= Hardy Plant Society =

British charity

The Hardy Plant Society is a British charity that promotes the cultivation of hardy herbaceous plants. The society was founded in 1957 by a group of gardeners and nurserymen. It has approximately 7,500 members and provides information about familiar and less well known perennials, how to grow them and where they may be obtained. The society also works towards ensuring that garden-worthy perennial plants remain in cultivation and have the widest distribution. Its president is Roy Lancaster.

==Activities==

The society aims to inform and encourage the novice gardener, stimulate and enlighten the more knowledgeable, and entertain and enthuse all gardeners bonded by a love for, and an interest in, hardy perennial plants. Throughout the year there is a wide range of events hosted by local group members, from plant study days to residential weekends to garden visits. The society exhibits at local and national shows throughout the country to stimulate interest in hardy plants. Visitors can see hardy plants in bloom and leaf in their natural season and find out more about the work of the society. An extensive library of digital images covering a wide range of plants and garden scenes is available to members and members of the public. Images have been donated by photographers in the society.

===Conservation===
The Hardy Plant Society is concerned about the conservation of garden plants. Countless fine plants have totally disappeared from cultivation and remain but a memory. The society is working towards ensuring that older, rarer and lesser-known perennial plants are conserved and made available to gardeners generally. Members suggest plants which they believe are garden-worthy but hard to source and they are grown in members' gardens so their hardiness and tolerance to different growing conditions can be compared across the country – information that is collected in a database and reflected on the society's webpages as a resource for HPS members and the public. http://www.hardy-plant.org.uk/about-plants/conservation

===Seed distribution scheme===
Every member can join in the annual Seed Distribution Scheme by obtaining or donating hardy perennial seed. The Seed List offers over 2,000 varieties of rare, unusual and familiar seeds and is sent to every member in December.

==Membership==

National membership of the society gives members the opportunity to join a local group and take part in a range of activities. There are around 40 local groups across the UK and national members are invited to join the group nearest to them. Each group offers a range of gardening activities including lectures from gardening speakers, garden visits, plant sales and educational and social events throughout the year. Most groups produce their own newsletters.

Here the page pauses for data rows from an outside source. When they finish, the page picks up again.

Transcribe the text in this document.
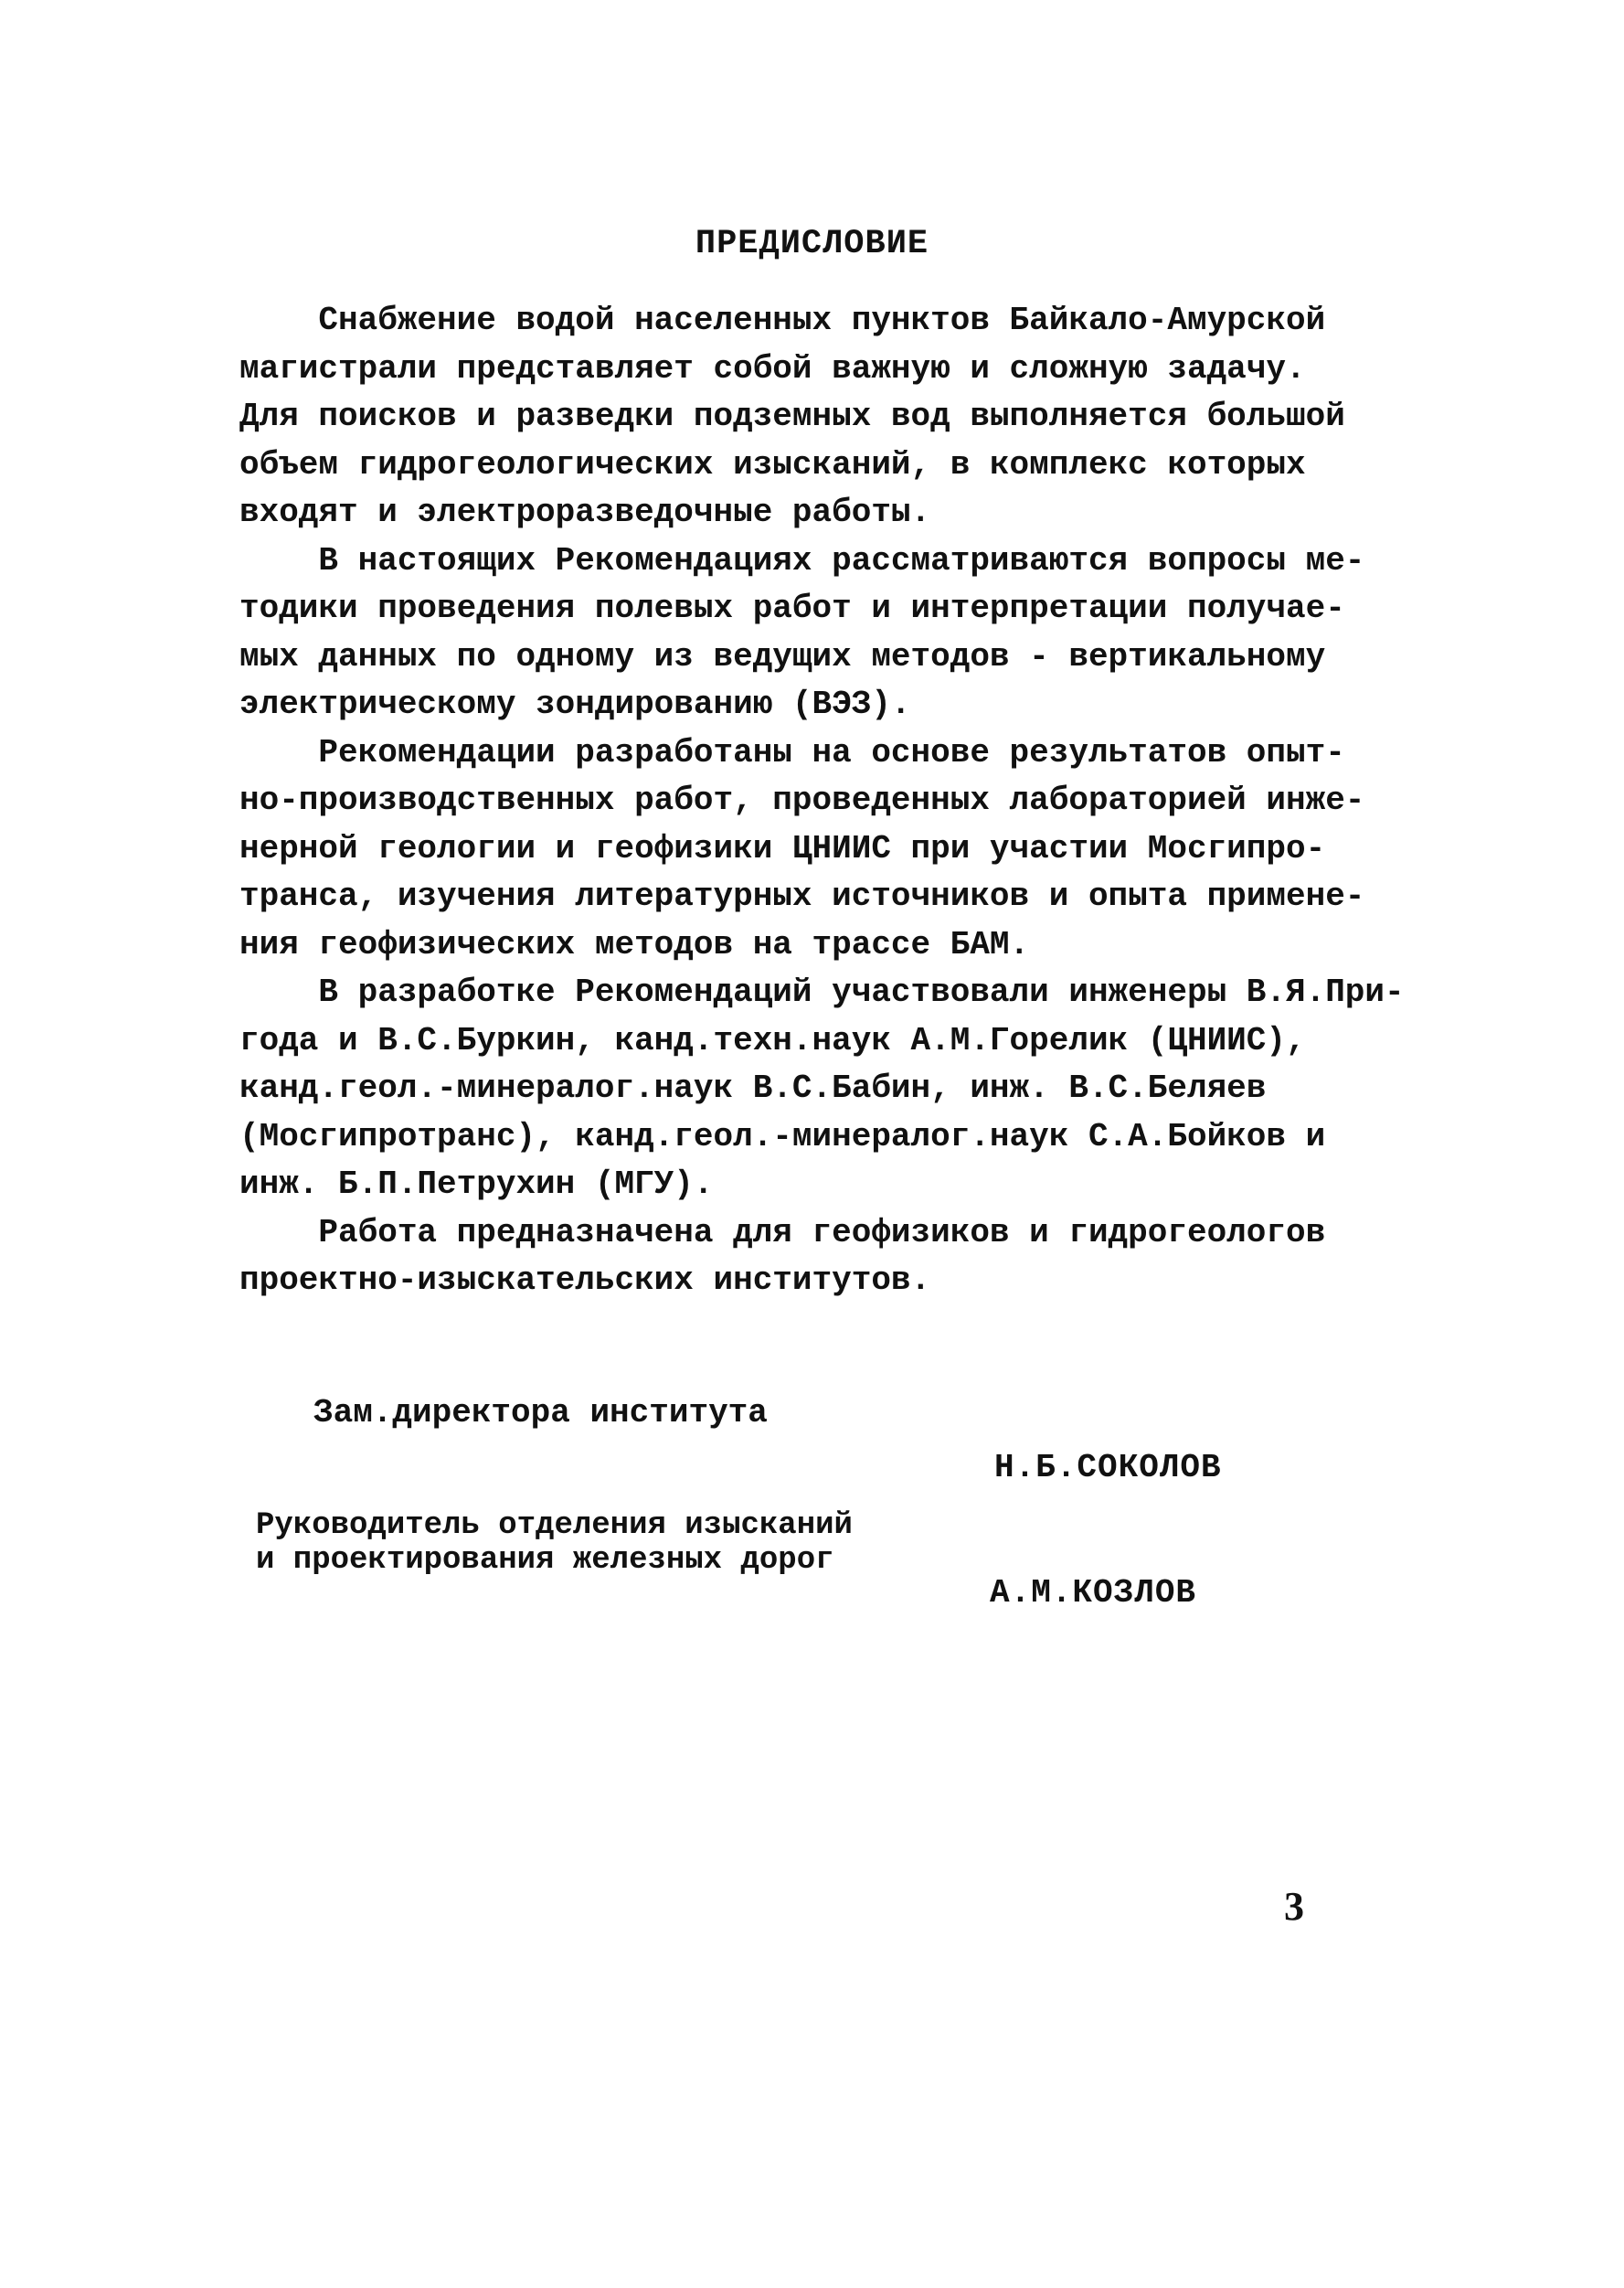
ПРЕДИСЛОВИЕ
Снабжение водой населенных пунктов Байкало-Амурской
магистрали представляет собой важную и сложную задачу.
Для поисков и разведки подземных вод выполняется большой
объем гидрогеологических изысканий, в комплекс которых
входят и электроразведочные работы.
В настоящих Рекомендациях рассматриваются вопросы ме-
тодики проведения полевых работ и интерпретации получае-
мых данных по одному из ведущих методов - вертикальному
электрическому зондированию (ВЭЗ).
Рекомендации разработаны на основе результатов опыт-
но-производственных работ, проведенных лабораторией инже-
нерной геологии и геофизики ЦНИИС при участии Мосгипро-
транса, изучения литературных источников и опыта примене-
ния геофизических методов на трассе БАМ.
В разработке Рекомендаций участвовали инженеры В.Я.При-
года и В.С.Буркин, канд.техн.наук А.М.Горелик (ЦНИИС),
канд.геол.-минералог.наук В.С.Бабин, инж. В.С.Беляев
(Мосгипротранс), канд.геол.-минералог.наук С.А.Бойков и
инж. Б.П.Петрухин (МГУ).
Работа предназначена для геофизиков и гидрогеологов
проектно-изыскательских институтов.
Зам.директора института
Н.Б.СОКОЛОВ
Руководитель отделения изысканий
и проектирования железных дорог
А.М.КОЗЛОВ
3
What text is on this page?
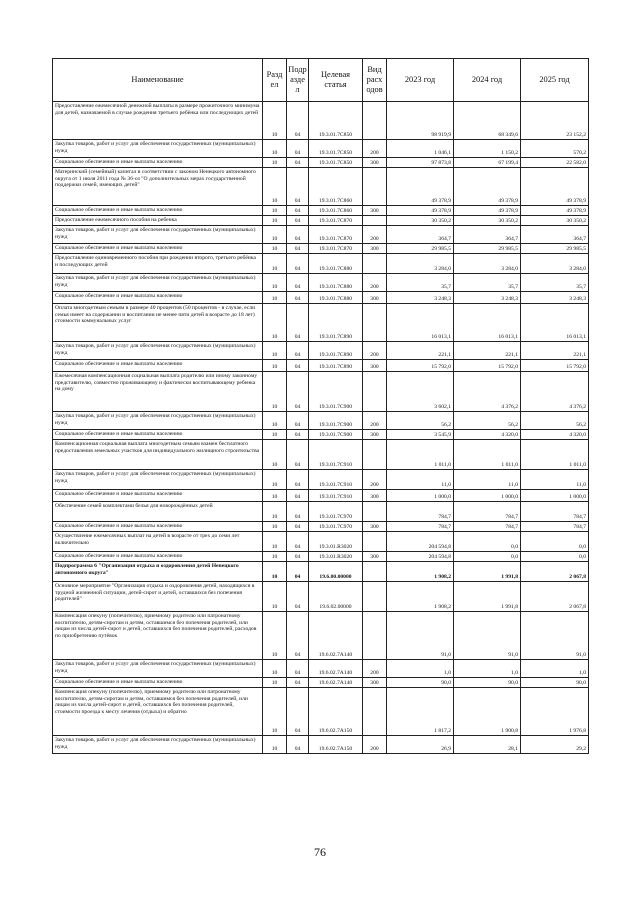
Наименование	Разд ел	Подр азде л	Целевая статья	Вид расх одов	2023 год	2024 год	2025 год
Предоставление ежемесячной денежной выплаты в размере прожиточного минимума для детей, назначаемой в случае рождения третьего ребёнка или последующих детей	10	04	19.3.01.7C850		98 919,9	68 349,6	23 152,2
Закупка товаров, работ и услуг для обеспечения государственных (муниципальных) нужд	10	04	19.3.01.7C850	200	1 046,1	1 150,2	570,2
Социальное обеспечение и иные выплаты населению	10	04	19.3.01.7C850	300	97 873,8	67 199,4	22 582,0
Материнский (семейный) капитал в соответствии с законом Ненецкого автономного округа от 1 июля 2011 года № 36-оз "О дополнительных мерах государственной поддержки семей, имеющих детей"	10	04	19.3.01.7C860		49 378,9	49 378,9	49 378,9
Социальное обеспечение и иные выплаты населению	10	04	19.3.01.7C860	300	49 378,9	49 378,9	49 378,9
Предоставление ежемесячного пособия на ребенка	10	04	19.3.01.7C870		30 350,2	30 350,2	30 350,2
Закупка товаров, работ и услуг для обеспечения государственных (муниципальных) нужд	10	04	19.3.01.7C870	200	364,7	364,7	364,7
Социальное обеспечение и иные выплаты населению	10	04	19.3.01.7C870	300	29 985,5	29 985,5	29 985,5
Предоставление единовременного пособия при рождении второго, третьего ребёнка и последующих детей	10	04	19.3.01.7C880		3 284,0	3 284,0	3 284,0
Закупка товаров, работ и услуг для обеспечения государственных (муниципальных) нужд	10	04	19.3.01.7C880	200	35,7	35,7	35,7
Социальное обеспечение и иные выплаты населению	10	04	19.3.01.7C880	300	3 248,3	3 248,3	3 248,3
Оплата многодетным семьям в размере 40 процентов (50 процентов - в случае, если семья имеет на содержании и воспитании не менее пяти детей в возрасте до 18 лет) стоимости коммунальных услуг	10	04	19.3.01.7C890		16 013,1	16 013,1	16 013,1
Закупка товаров, работ и услуг для обеспечения государственных (муниципальных) нужд	10	04	19.3.01.7C890	200	221,1	221,1	221,1
Социальное обеспечение и иные выплаты населению	10	04	19.3.01.7C890	300	15 792,0	15 792,0	15 792,0
Ежемесячная компенсационная социальная выплата родителю или иному законному представителю, совместно проживающему и фактически воспитывающему ребенка на дому	10	04	19.3.01.7C900		3 602,1	4 376,2	4 376,2
Закупка товаров, работ и услуг для обеспечения государственных (муниципальных) нужд	10	04	19.3.01.7C900	200	56,2	56,2	56,2
Социальное обеспечение и иные выплаты населению	10	04	19.3.01.7C900	300	3 545,9	4 320,0	4 320,0
Компенсационная социальная выплата многодетным семьям взамен бесплатного предоставления земельных участков для индивидуального жилищного строительства	10	04	19.3.01.7C910		1 011,0	1 011,0	1 011,0
Закупка товаров, работ и услуг для обеспечения государственных (муниципальных) нужд	10	04	19.3.01.7C910	200	11,0	11,0	11,0
Социальное обеспечение и иные выплаты населению	10	04	19.3.01.7C910	300	1 000,0	1 000,0	1 000,0
Обеспечение семей комплектами белья для новорождённых детей	10	04	19.3.01.7C970		784,7	784,7	784,7
Социальное обеспечение и иные выплаты населению	10	04	19.3.01.7C970	300	784,7	784,7	784,7
Осуществление ежемесячных выплат на детей в возрасте от трех до семи лет включительно	10	04	19.3.01.R3020		204 594,8	0,0	0,0
Социальное обеспечение и иные выплаты населению	10	04	19.3.01.R3020	300	204 594,8	0,0	0,0
Подпрограмма 6 "Организация отдыха и оздоровления детей Ненецкого автономного округа"	10	04	19.6.00.00000		1 908,2	1 991,8	2 067,8
Основное мероприятие "Организация отдыха и оздоровления детей, находящихся в трудной жизненной ситуации, детей-сирот и детей, оставшихся без попечения родителей"	10	04	19.6.02.00000		1 908,2	1 991,8	2 067,8
Компенсация опекуну (попечителю), приемному родителю или патронатному воспитателю, детям-сиротам и детям, оставшимся без попечения родителей, или лицам из числа детей-сирот и детей, оставшихся без попечения родителей, расходов по приобретению путёвок	10	04	19.6.02.7А140		91,0	91,0	91,0
Закупка товаров, работ и услуг для обеспечения государственных (муниципальных) нужд	10	04	19.6.02.7А140	200	1,0	1,0	1,0
Социальное обеспечение и иные выплаты населению	10	04	19.6.02.7А140	300	90,0	90,0	90,0
Компенсация опекуну (попечителю), приемному родителю или патронатному воспитателю, детям-сиротам и детям, оставшимся без попечения родителей, или лицам из числа детей-сирот и детей, оставшихся без попечения родителей, стоимости проезда к месту лечения (отдыха) и обратно	10	04	19.6.02.7А150		1 817,2	1 900,8	1 976,8
Закупка товаров, работ и услуг для обеспечения государственных (муниципальных) нужд	10	04	19.6.02.7А150	200	26,9	28,1	29,2
76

Within the society there are groups for members with a special interest in particular groups of plants or those which require particular growing conditions. There are special interest groups covering Galanthus, Half Hardy Plants, Hardy Geraniums, Peonies, Pulmonarias, Ranunculaceae, Shade and Woodland Plants and Variegated Plants. They produce their own newsletters and organise meetings and events for fellow enthusiasts. The Correspondents Group enables members who are unable to attend meetings to remain in touch with one another and exchange gardening ideas and information.

==Publications==
The Hardy Plant Society produces a twice-yearly journal, The Hardy Plant, with contributions from leading UK and international plant enthusiasts. It contains articles on hardy perennials and gardens as well as contributions from members. A newsletter is circulated three times a year that provides information on all the society's events, activities, interests and group contacts.

The society publishes a series of booklets on a range of hardy plants including Geraniums, Peonies and Hostas. These can be ordered via the website. http://www.hardy-plant.org.uk/publications/booklets

==Bursaries==
The Hardy Plant Society offers a number of small bursaries, for students and for people who are employed in horticulture, to enable them to develop their knowledge and understanding. Grants are usually made to support travel and subsistence costs for project work or study modules on topics broadly related to the society's aims and objectives. The bursaries are made available as a result of a generous legacy to the society from the estate of Kenneth Black.